Now we can implement `player-start-game`.  We'll store the role we've been
assigned, and create a reasoner so we can compute our legal moves later.  We'll
ignore the deadline because we're not doing any extensive processing:

    :::lisp
    (defmethod ggp:player-start-game
        ((player random-player) rules role deadline)
      (declare (ignore deadline))
      (setf (p-role player) role
            (p-reasoner player) (ggp.reasoner:make-reasoner rules)))

Next we'll implement `player-update-game`, which will compute the current state
of the game and store it in the `current-state` slot:

    :::lisp
    (defmethod ggp:player-update-game
        ((player random-player) moves)
      (setf (p-current-state player)
            (if (null moves)
              (ggp.reasoner:initial-state (p-reasoner player))
              (ggp.reasoner:next-state (p-reasoner player)
                                       (p-current-state player)
                                       moves))))

If `moves` is null we ask the reasoner for the initial state, otherwise we
compute the next state from the current one and the moves that were made.

Now we can implement `player-select-move`.  We'll just ask the reasoner for all
our legal moves and choose one at random.  If we wanted to make a smarter
player, this is where we would search the game tree to find a good move:

    :::lisp
    (defmethod ggp:player-select-move
        ((player random-player) deadline)
      (declare (ignore deadline))
      (let ((moves (ggp.reasoner:legal-moves-for
                     (p-reasoner player)
                     (p-current-state player)
                     (p-role player))))
        (nth (random (length moves)) moves)))
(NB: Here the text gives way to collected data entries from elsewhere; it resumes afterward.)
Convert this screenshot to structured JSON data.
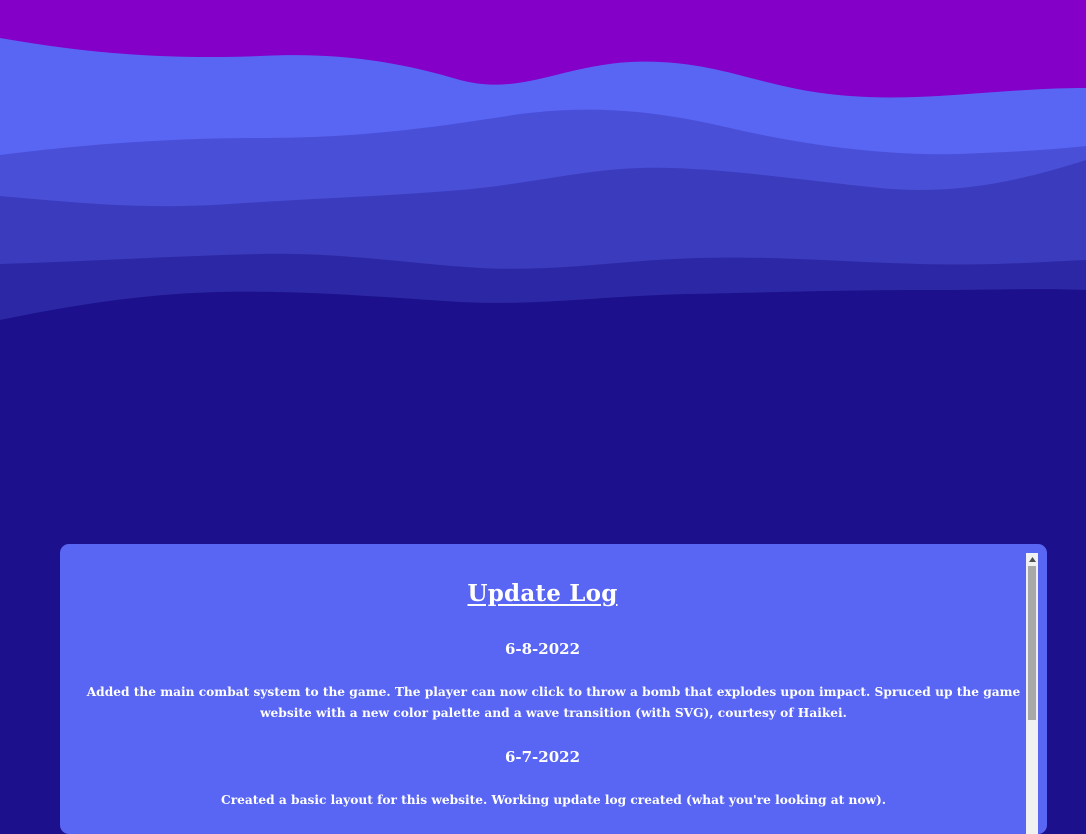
{
  "colors": {
    "page_background": "#1c108c",
    "panel_background": "#5966f3",
    "text": "#ffffff",
    "wave_layers": [
      "#8400c9",
      "#5966f3",
      "#4a4fd8",
      "#3b3bbd",
      "#2c27a4",
      "#1c108c"
    ]
  },
  "update_log": {
    "title": "Update Log",
    "entries": [
      {
        "date": "6-8-2022",
        "text": "Added the main combat system to the game. The player can now click to throw a bomb that explodes upon impact. Spruced up the game website with a new color palette and a wave transition (with SVG), courtesy of Haikei."
      },
      {
        "date": "6-7-2022",
        "text": "Created a basic layout for this website. Working update log created (what you're looking at now)."
      }
    ]
  },
  "scrollbar": {
    "up_icon": "triangle-up-icon"
  }
}
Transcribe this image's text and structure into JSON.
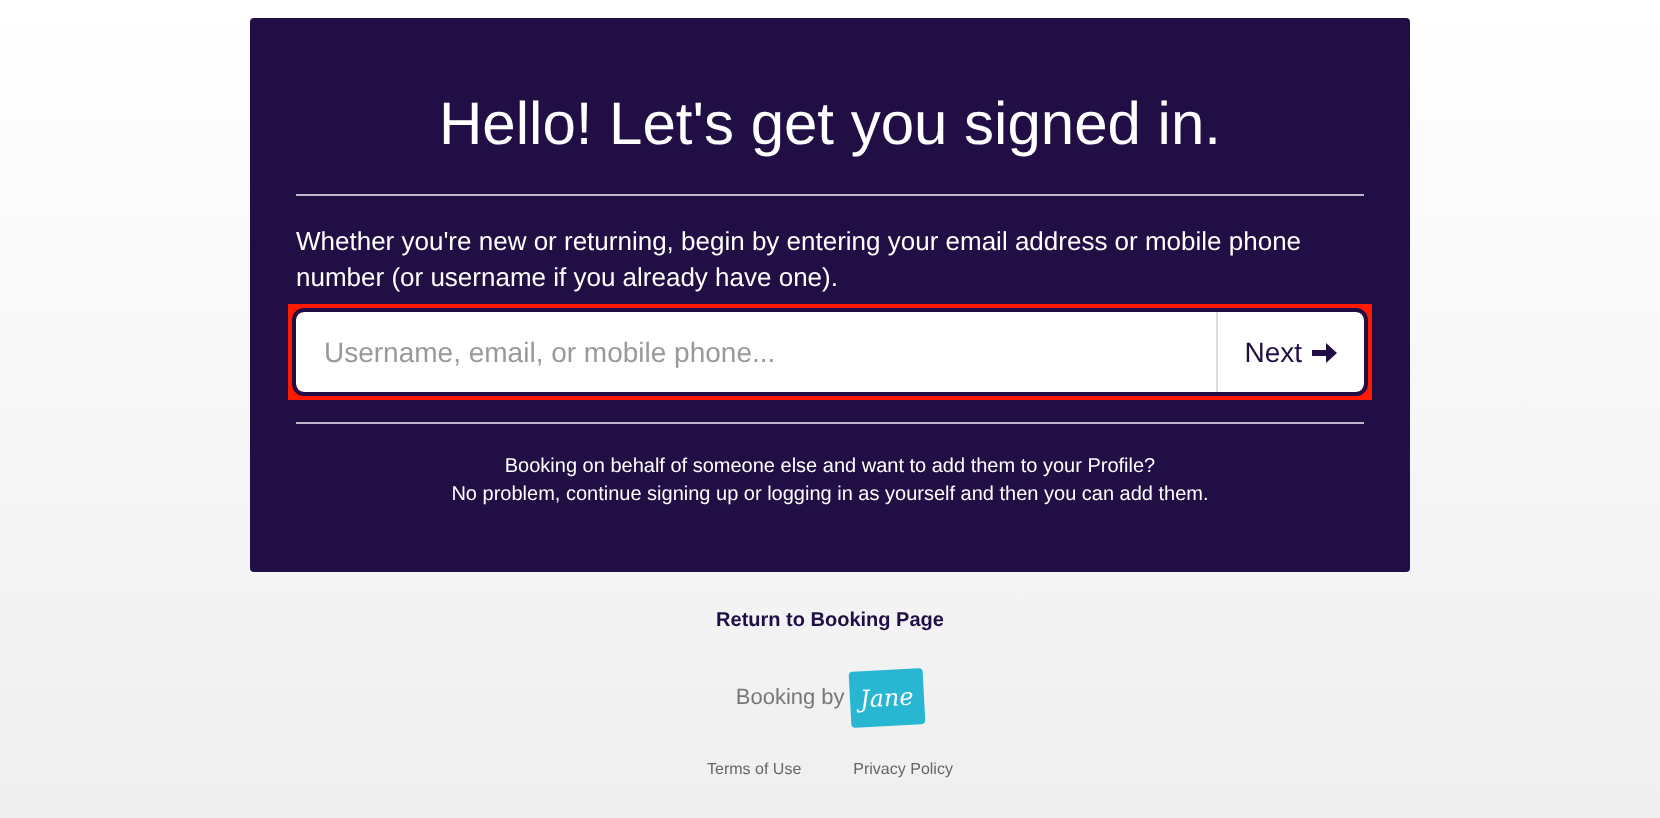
{
  "card": {
    "title": "Hello! Let's get you signed in.",
    "intro": "Whether you're new or returning, begin by entering your email address or mobile phone number (or username if you already have one).",
    "login_field": {
      "placeholder": "Username, email, or mobile phone...",
      "highlighted": true
    },
    "next_button": "Next",
    "info_lines": [
      "Booking on behalf of someone else and want to add them to your Profile?",
      "No problem, continue signing up or logging in as yourself and then you can add them."
    ]
  },
  "return_link": "Return to Booking Page",
  "powered_by": {
    "label": "Booking by",
    "logo_text": "Jane"
  },
  "footer_links": [
    "Terms of Use",
    "Privacy Policy"
  ]
}
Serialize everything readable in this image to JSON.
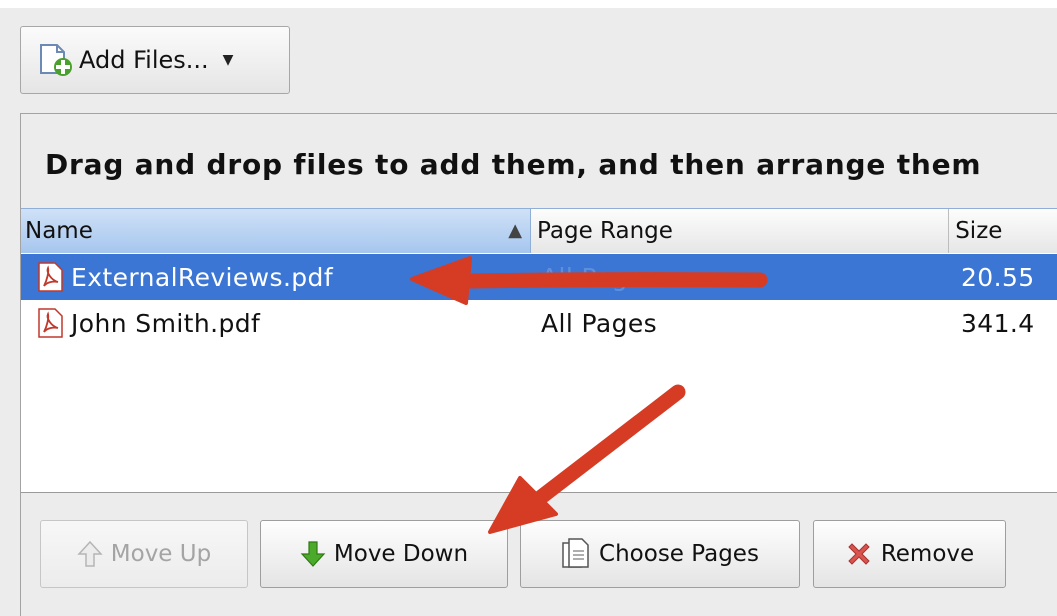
{
  "toolbar": {
    "add_files_label": "Add Files...",
    "add_files_icon": "add-file-icon",
    "dropdown_icon": "caret-down-icon"
  },
  "instructions": "Drag and drop files to add them, and then arrange them",
  "table": {
    "columns": [
      "Name",
      "Page Range",
      "Size"
    ],
    "sort": {
      "column": "Name",
      "direction": "ascending"
    },
    "rows": [
      {
        "name": "ExternalReviews.pdf",
        "range": "All Pages",
        "size": "20.55",
        "selected": true,
        "icon": "pdf-file-icon"
      },
      {
        "name": "John Smith.pdf",
        "range": "All Pages",
        "size": "341.4",
        "selected": false,
        "icon": "pdf-file-icon"
      }
    ]
  },
  "buttons": {
    "move_up": {
      "label": "Move Up",
      "icon": "arrow-up-icon",
      "enabled": false
    },
    "move_down": {
      "label": "Move Down",
      "icon": "arrow-down-icon",
      "enabled": true
    },
    "choose_pages": {
      "label": "Choose Pages",
      "icon": "document-pages-icon",
      "enabled": true
    },
    "remove": {
      "label": "Remove",
      "icon": "remove-x-icon",
      "enabled": true
    }
  },
  "colors": {
    "selection": "#3b76d4",
    "annotation_arrow": "#d63b24",
    "header_sorted": "#a6c6ee"
  }
}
Finally we can implement `player-stop-game`.  We'll just clear out the player's
slots so the data can be garbage collected:

    :::lisp
    (defmethod ggp:player-stop-game
        ((player random-player))
      (setf (p-current-state player) nil
            (p-reasoner player) nil
            (p-role player) nil))

Now we can make an instance of our player and start it up!

    :::lisp
    (defvar *random-player*
      (make-instance 'random-player
                     :name "RandomPlayer"
                     :port 4000))

    (ggp:start-player *random-player*)